Consolidated upload, download, and record-keeping of Influenza isolates with GISAID EpiFlu.

epyflu assists in uploading sequences and associated metadata to the GISAID EpiFlu database from command line while accessioning GISAID IDs of uploaded samples in a local SQLite database that can be queried. The local SQLite database is updated with the release status of isolates each time the database module is run. Metadata as well as protein & DNA sequences may be downloaded from GISAID EpiFlu to xls and fasta formats, respectively. This package is a wrapper of the EpiFlu CLI executable and gisflu. It can be installed by pip or conda. epyflu has the option to be run interactively.

Table of Contents

Quick-Start

pip install epyflu

import epyflu

epyflu 

Dependencies

Installation

Activate a virtual environment (ex. conda, mamba, virtualenv) with python>=3.10 installed and run the following commmand

pip install epyflu git+https://github.com/j3551ca/gisflu.git@master#egg=gisflu

Test that installation was successful with

epyflu --help

If installation was successful a message similar to the following will be displayed

usage: epyflu [-h] {upload,update,download} ...

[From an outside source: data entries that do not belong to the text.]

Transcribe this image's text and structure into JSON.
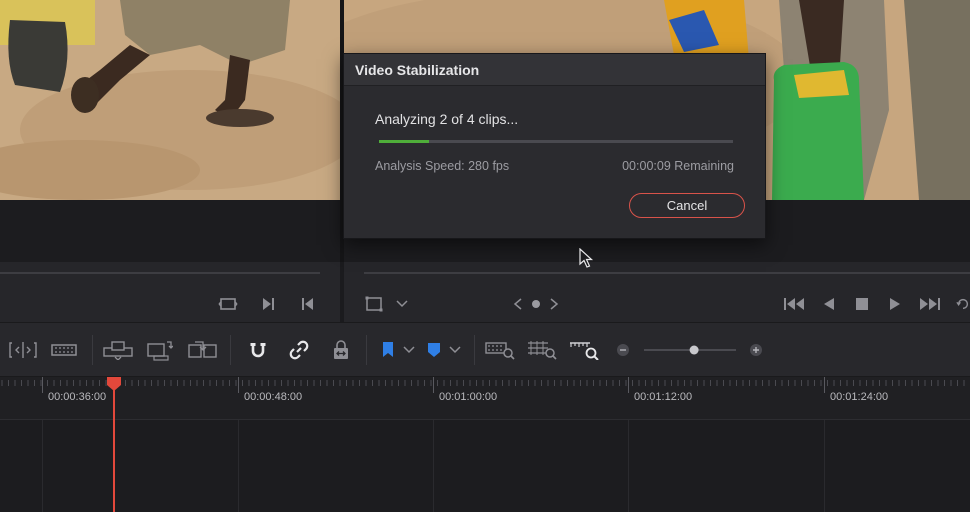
{
  "dialog": {
    "title": "Video Stabilization",
    "status": "Analyzing 2 of 4 clips...",
    "progress_fraction": 0.14,
    "speed_label": "Analysis Speed: 280 fps",
    "remaining_label": "00:00:09 Remaining",
    "cancel_label": "Cancel"
  },
  "source_viewer": {
    "icons": [
      "fit-frame-icon",
      "match-frame-icon",
      "prev-edit-icon"
    ]
  },
  "timeline_viewer": {
    "icons": [
      "transform-icon",
      "chevron-down-icon",
      "prev-arrow-icon",
      "dot-indicator-icon",
      "next-arrow-icon",
      "jump-start-icon",
      "play-reverse-icon",
      "stop-icon",
      "play-icon",
      "jump-end-icon",
      "loop-icon"
    ]
  },
  "toolbar": {
    "icons": [
      "trim-edit-icon",
      "dynamic-trim-icon",
      "insert-clip-icon",
      "overwrite-clip-icon",
      "replace-clip-icon",
      "snapping-icon",
      "linked-selection-icon",
      "position-lock-icon",
      "flag-icon",
      "marker-icon",
      "zoom-full-icon",
      "zoom-detail-icon",
      "zoom-custom-icon",
      "zoom-out-icon",
      "zoom-in-icon"
    ],
    "zoom_level": 0.55,
    "accent": "#2f7fe6"
  },
  "timeline": {
    "timecodes": [
      "00:00:36:00",
      "00:00:48:00",
      "00:01:00:00",
      "00:01:12:00",
      "00:01:24:00"
    ],
    "playhead_color": "#e2483b"
  }
}
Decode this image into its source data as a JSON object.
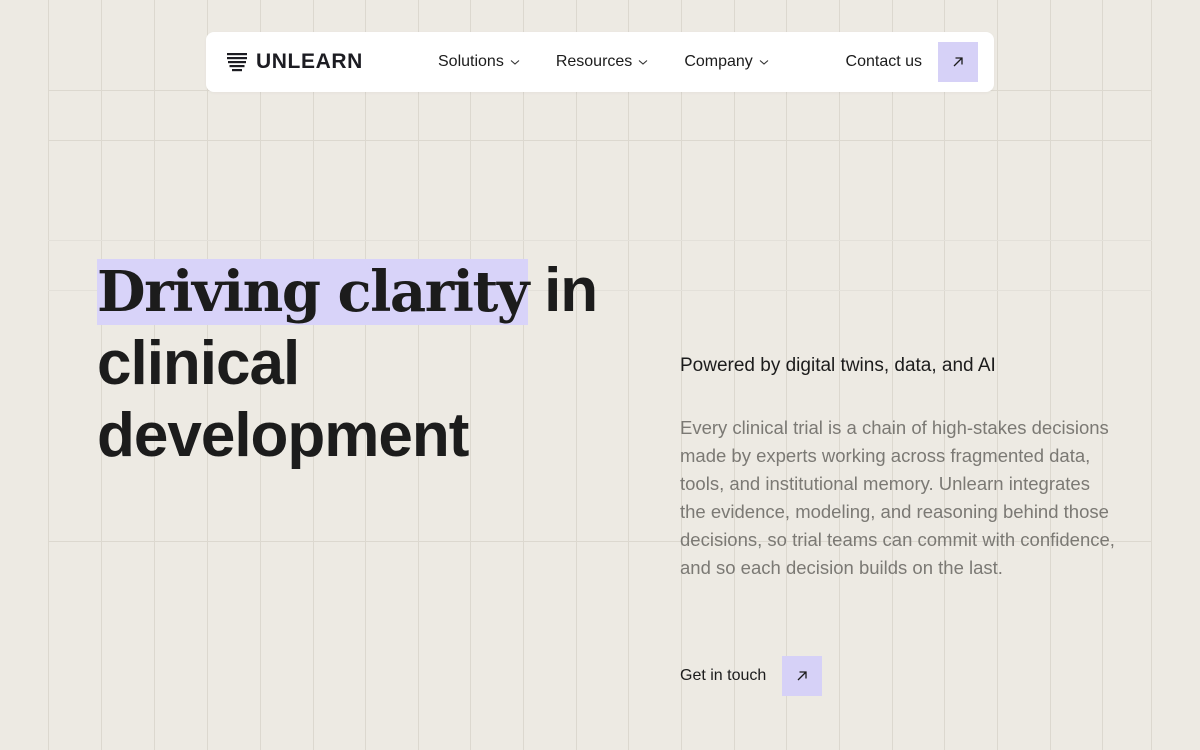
{
  "brand": {
    "name": "UNLEARN"
  },
  "nav": {
    "items": [
      {
        "label": "Solutions"
      },
      {
        "label": "Resources"
      },
      {
        "label": "Company"
      }
    ],
    "contact_label": "Contact us"
  },
  "hero": {
    "headline_highlight": "Driving clarity",
    "headline_rest": " in clinical development",
    "tagline": "Powered by digital twins, data, and AI",
    "body": "Every clinical trial is a chain of high-stakes decisions made by experts working across fragmented data, tools, and institutional memory. Unlearn integrates the evidence, modeling, and reasoning behind those decisions, so trial teams can commit with confidence, and so each decision builds on the last.",
    "cta_label": "Get in touch"
  },
  "colors": {
    "background": "#edeae3",
    "accent": "#d6d1f7",
    "text": "#1c1c1c",
    "muted_text": "#7b7974"
  },
  "icons": [
    "logo-mark-icon",
    "chevron-down-icon",
    "arrow-up-right-icon"
  ]
}
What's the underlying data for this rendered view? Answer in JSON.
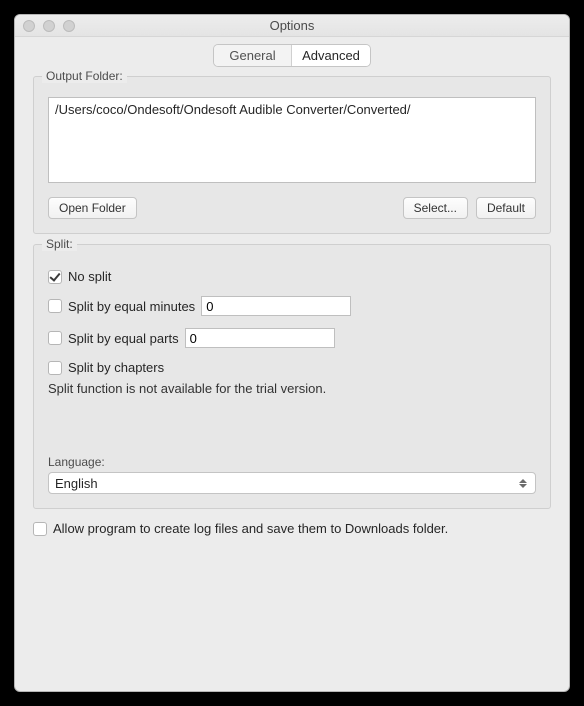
{
  "window": {
    "title": "Options"
  },
  "tabs": {
    "general": "General",
    "advanced": "Advanced"
  },
  "output": {
    "label": "Output Folder:",
    "path": "/Users/coco/Ondesoft/Ondesoft Audible Converter/Converted/",
    "open": "Open Folder",
    "select": "Select...",
    "default": "Default"
  },
  "split": {
    "label": "Split:",
    "no_split": "No split",
    "by_minutes": "Split by equal minutes",
    "minutes_value": "0",
    "by_parts": "Split by equal parts",
    "parts_value": "0",
    "by_chapters": "Split by chapters",
    "note": "Split function is not available for the trial version."
  },
  "language": {
    "label": "Language:",
    "value": "English"
  },
  "log": {
    "label": "Allow program to create log files and save them to Downloads folder."
  }
}
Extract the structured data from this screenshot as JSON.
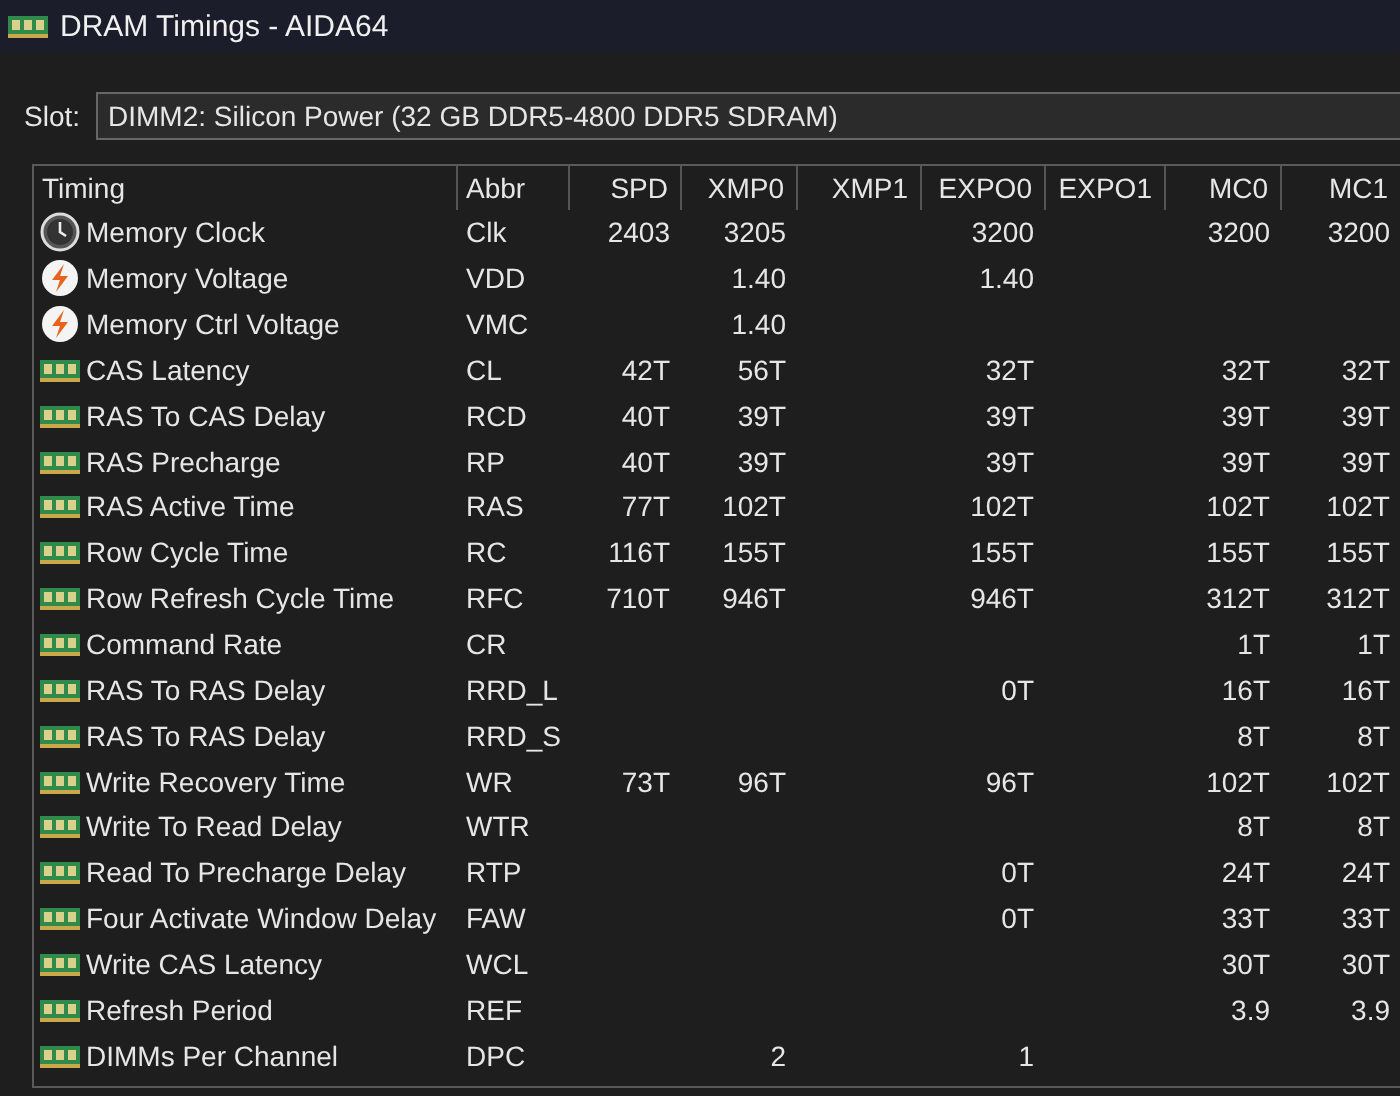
{
  "window": {
    "title": "DRAM Timings - AIDA64"
  },
  "slot": {
    "label": "Slot:",
    "value": "DIMM2: Silicon Power (32 GB DDR5-4800 DDR5 SDRAM)"
  },
  "table": {
    "columns": [
      "Timing",
      "Abbr",
      "SPD",
      "XMP0",
      "XMP1",
      "EXPO0",
      "EXPO1",
      "MC0",
      "MC1"
    ],
    "rows": [
      {
        "kind": "clock",
        "name": "Memory Clock",
        "abbr": "Clk",
        "spd": "2403",
        "xmp0": "3205",
        "expo0": "3200",
        "mc0": "3200",
        "mc1": "3200"
      },
      {
        "kind": "voltage",
        "name": "Memory Voltage",
        "abbr": "VDD",
        "xmp0": "1.40",
        "expo0": "1.40"
      },
      {
        "kind": "voltage",
        "name": "Memory Ctrl Voltage",
        "abbr": "VMC",
        "xmp0": "1.40"
      },
      {
        "kind": "timing",
        "name": "CAS Latency",
        "abbr": "CL",
        "spd": "42T",
        "xmp0": "56T",
        "expo0": "32T",
        "mc0": "32T",
        "mc1": "32T"
      },
      {
        "kind": "timing",
        "name": "RAS To CAS Delay",
        "abbr": "RCD",
        "spd": "40T",
        "xmp0": "39T",
        "expo0": "39T",
        "mc0": "39T",
        "mc1": "39T"
      },
      {
        "kind": "timing",
        "name": "RAS Precharge",
        "abbr": "RP",
        "spd": "40T",
        "xmp0": "39T",
        "expo0": "39T",
        "mc0": "39T",
        "mc1": "39T"
      },
      {
        "kind": "timing",
        "name": "RAS Active Time",
        "abbr": "RAS",
        "spd": "77T",
        "xmp0": "102T",
        "expo0": "102T",
        "mc0": "102T",
        "mc1": "102T"
      },
      {
        "kind": "timing",
        "name": "Row Cycle Time",
        "abbr": "RC",
        "spd": "116T",
        "xmp0": "155T",
        "expo0": "155T",
        "mc0": "155T",
        "mc1": "155T"
      },
      {
        "kind": "timing",
        "name": "Row Refresh Cycle Time",
        "abbr": "RFC",
        "spd": "710T",
        "xmp0": "946T",
        "expo0": "946T",
        "mc0": "312T",
        "mc1": "312T"
      },
      {
        "kind": "timing",
        "name": "Command Rate",
        "abbr": "CR",
        "mc0": "1T",
        "mc1": "1T"
      },
      {
        "kind": "timing",
        "name": "RAS To RAS Delay",
        "abbr": "RRD_L",
        "expo0": "0T",
        "mc0": "16T",
        "mc1": "16T"
      },
      {
        "kind": "timing",
        "name": "RAS To RAS Delay",
        "abbr": "RRD_S",
        "mc0": "8T",
        "mc1": "8T"
      },
      {
        "kind": "timing",
        "name": "Write Recovery Time",
        "abbr": "WR",
        "spd": "73T",
        "xmp0": "96T",
        "expo0": "96T",
        "mc0": "102T",
        "mc1": "102T"
      },
      {
        "kind": "timing",
        "name": "Write To Read Delay",
        "abbr": "WTR",
        "mc0": "8T",
        "mc1": "8T"
      },
      {
        "kind": "timing",
        "name": "Read To Precharge Delay",
        "abbr": "RTP",
        "expo0": "0T",
        "mc0": "24T",
        "mc1": "24T"
      },
      {
        "kind": "timing",
        "name": "Four Activate Window Delay",
        "abbr": "FAW",
        "expo0": "0T",
        "mc0": "33T",
        "mc1": "33T"
      },
      {
        "kind": "timing",
        "name": "Write CAS Latency",
        "abbr": "WCL",
        "mc0": "30T",
        "mc1": "30T"
      },
      {
        "kind": "timing",
        "name": "Refresh Period",
        "abbr": "REF",
        "mc0": "3.9",
        "mc1": "3.9"
      },
      {
        "kind": "timing",
        "name": "DIMMs Per Channel",
        "abbr": "DPC",
        "xmp0": "2",
        "expo0": "1"
      }
    ]
  }
}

Upload flu seqs to GISAID and accession into local SQLite database.

positional arguments:
  {upload,update,download}
                        epyflu subcommands.
    upload              Upload datasets to GISAID EpiFlu.
    update              Update local SQLite db with isolate availability on GISAID EpiFlu.
    download            Download metadata or DNA/protein sequences from GISAID EpiFlu.

options:
  -h, --help            show this help message and exit

Usage

Run epyflu interactively and follow the prompts

epyflu 

Run epyflu specifying CLI options

epyflu upload --input /path/to/dataset/dir --username myname --password 6543adkg --clientid 1234id-hsaj --log /path/to/store/gisaid/logs --db /my/sqlite/flu.db

Optionally, specify username, password, and/or client ID as environmental variables

export EPYFLU_USER="myname"
export EPYFLU_PASSWORD="6543adkg"
export EPYFLU_CLIENTID="1234id"

then run interactively, noninteractively, or any combination of the two. In this example, since the environmental variables for password & client-id are set and username & log variables are entered on the command line, the user will be prompted for input & db file

epyflu upload --username myname --log /path/to/store/gisaid/logs

epyflu has three subcommands: upload, update, and download.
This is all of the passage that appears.